The heatlthcare sector needs reform, sure. It is ossified, yes. But I have yet to see a single good argument as to why this reform should have any private component.

Comment from Phillip Huggan
Time: December 12, 2007, 2:35 pm

I haven’t studied the issue in details but Matheiu’s #4 above looks to be the main argument against regressing public health care. The supply of (trained by publicly subsidized educational institutions) nurses and doctors isn’t too flexible. Are private clinics willing to open and operate their own universities? Could they attract students at private tuition rates?
No and no. So, the % of nurses syphoned by private clinics should be used as the base to impose some sort of royalty tax returned to the public health sector.

In the case of BC, a post in the “Taxing the rich” thread suggests provinces have the ability to unilaterally impose an estate tax. People love coming to Victoria and Vancouver to die, so there is an alternate public nurse procurement revenue source. Globally, more nurses need to be trained but the highest paying, least stressful work environments always syphon supply.

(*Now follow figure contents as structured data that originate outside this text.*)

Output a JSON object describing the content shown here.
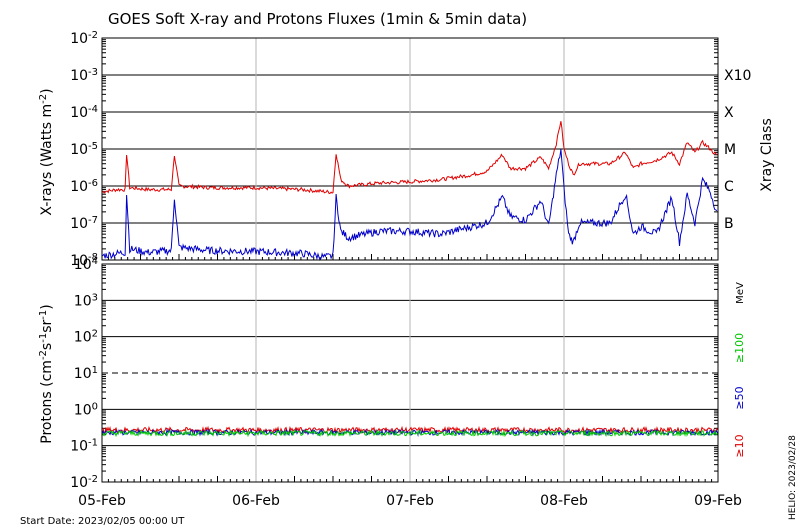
{
  "title": "GOES Soft X-ray and Protons Fluxes   (1min & 5min data)",
  "start_date": "Start Date: 2023/02/05 00:00 UT",
  "side_stamp": "HELIO: 2023/02/28",
  "colors": {
    "xray_long": "#e00000",
    "xray_short": "#0000c8",
    "p10": "#e00000",
    "p50": "#0000c8",
    "p100": "#00c800",
    "grid": "#000000",
    "vgrid": "#b4b4b4"
  },
  "chart_data": [
    {
      "type": "line",
      "name": "xray-panel",
      "ylabel": "X-rays (Watts m^-2)",
      "yscale": "log",
      "ylim": [
        1e-08,
        0.01
      ],
      "xlim": [
        0,
        4
      ],
      "x_ticks": [
        "05-Feb",
        "06-Feb",
        "07-Feb",
        "08-Feb",
        "09-Feb"
      ],
      "y_tick_labels": [
        {
          "base": "10",
          "exp": "-8"
        },
        {
          "base": "10",
          "exp": "-7"
        },
        {
          "base": "10",
          "exp": "-6"
        },
        {
          "base": "10",
          "exp": "-5"
        },
        {
          "base": "10",
          "exp": "-4"
        },
        {
          "base": "10",
          "exp": "-3"
        },
        {
          "base": "10",
          "exp": "-2"
        }
      ],
      "right_axis_title": "Xray Class",
      "class_labels": [
        {
          "label": "B",
          "value": 1e-07
        },
        {
          "label": "C",
          "value": 1e-06
        },
        {
          "label": "M",
          "value": 1e-05
        },
        {
          "label": "X",
          "value": 0.0001
        },
        {
          "label": "X10",
          "value": 0.001
        }
      ],
      "series": [
        {
          "key": "long",
          "x": [
            0,
            0.1,
            0.15,
            0.16,
            0.18,
            0.3,
            0.45,
            0.47,
            0.5,
            0.7,
            1.0,
            1.3,
            1.45,
            1.5,
            1.52,
            1.55,
            1.6,
            1.8,
            2.0,
            2.2,
            2.4,
            2.5,
            2.6,
            2.65,
            2.75,
            2.85,
            2.9,
            2.95,
            2.98,
            3.0,
            3.03,
            3.06,
            3.1,
            3.3,
            3.4,
            3.45,
            3.5,
            3.6,
            3.7,
            3.75,
            3.8,
            3.85,
            3.9,
            3.95,
            4.0
          ],
          "y": [
            7e-07,
            8e-07,
            8e-07,
            7.5e-06,
            9e-07,
            8e-07,
            8e-07,
            7e-06,
            1e-06,
            9e-07,
            9e-07,
            8e-07,
            7e-07,
            6.8e-07,
            8e-06,
            1.5e-06,
            1e-06,
            1.2e-06,
            1.3e-06,
            1.5e-06,
            2e-06,
            2.5e-06,
            7e-06,
            3e-06,
            3e-06,
            6e-06,
            3e-06,
            1.4e-05,
            6e-05,
            1e-05,
            4e-06,
            2e-06,
            4e-06,
            4e-06,
            8e-06,
            3e-06,
            4e-06,
            5e-06,
            8e-06,
            4e-06,
            1.5e-05,
            8e-06,
            1.5e-05,
            1e-05,
            6e-06
          ]
        },
        {
          "key": "short",
          "x": [
            0,
            0.1,
            0.15,
            0.16,
            0.18,
            0.3,
            0.45,
            0.47,
            0.5,
            0.7,
            1.0,
            1.3,
            1.45,
            1.5,
            1.52,
            1.55,
            1.6,
            1.8,
            2.0,
            2.2,
            2.4,
            2.5,
            2.6,
            2.65,
            2.75,
            2.85,
            2.9,
            2.95,
            2.98,
            3.0,
            3.03,
            3.06,
            3.1,
            3.3,
            3.4,
            3.45,
            3.5,
            3.6,
            3.7,
            3.75,
            3.8,
            3.85,
            3.9,
            3.95,
            4.0
          ],
          "y": [
            1.3e-08,
            1.5e-08,
            1.6e-08,
            6e-07,
            2e-08,
            1.6e-08,
            1.8e-08,
            5e-07,
            2.2e-08,
            1.8e-08,
            1.7e-08,
            1.5e-08,
            1.2e-08,
            1.3e-08,
            5e-07,
            6e-08,
            4e-08,
            6e-08,
            6e-08,
            5e-08,
            8e-08,
            1e-07,
            5e-07,
            1.5e-07,
            1.2e-07,
            4e-07,
            8e-08,
            2e-06,
            1e-05,
            8e-07,
            5e-08,
            3e-08,
            1e-07,
            1e-07,
            6e-07,
            5e-08,
            8e-08,
            5e-08,
            5e-07,
            3e-08,
            6e-07,
            1e-07,
            1.5e-06,
            7e-07,
            1.5e-07
          ]
        }
      ]
    },
    {
      "type": "line",
      "name": "proton-panel",
      "ylabel": "Protons (cm^-2s^-1sr^-1)",
      "yscale": "log",
      "ylim": [
        0.01,
        10000.0
      ],
      "xlim": [
        0,
        4
      ],
      "x_ticks": [
        "05-Feb",
        "06-Feb",
        "07-Feb",
        "08-Feb",
        "09-Feb"
      ],
      "y_tick_labels": [
        {
          "base": "10",
          "exp": "-2"
        },
        {
          "base": "10",
          "exp": "-1"
        },
        {
          "base": "10",
          "exp": "0"
        },
        {
          "base": "10",
          "exp": "1"
        },
        {
          "base": "10",
          "exp": "2"
        },
        {
          "base": "10",
          "exp": "3"
        },
        {
          "base": "10",
          "exp": "4"
        }
      ],
      "threshold": 10,
      "right_labels": {
        "unit": "MeV",
        "p100": "≥100",
        "p50": "≥50",
        "p10": "≥10"
      },
      "series": [
        {
          "key": "p10",
          "baseline": 0.27
        },
        {
          "key": "p50",
          "baseline": 0.23
        },
        {
          "key": "p100",
          "baseline": 0.22
        }
      ]
    }
  ]
}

Comment from Phillip Huggan
Time: December 12, 2007, 6:54 pm

To be specific, the market failure is that there is no incentive for anyone to train nurses save for clinics in Tokyo or the Hamptons assuming a purely globalized workforce. The market will underprovide the needed level of nurses for a society’s desired longevity, and populations will become healthier at a slower rate (lowering productivity) than with public controls. If the Philippines were to be compensated by Canada for the bare training costs, the system would be workable. Same for private clinics in PoCo pouching nurses from East Vancouver.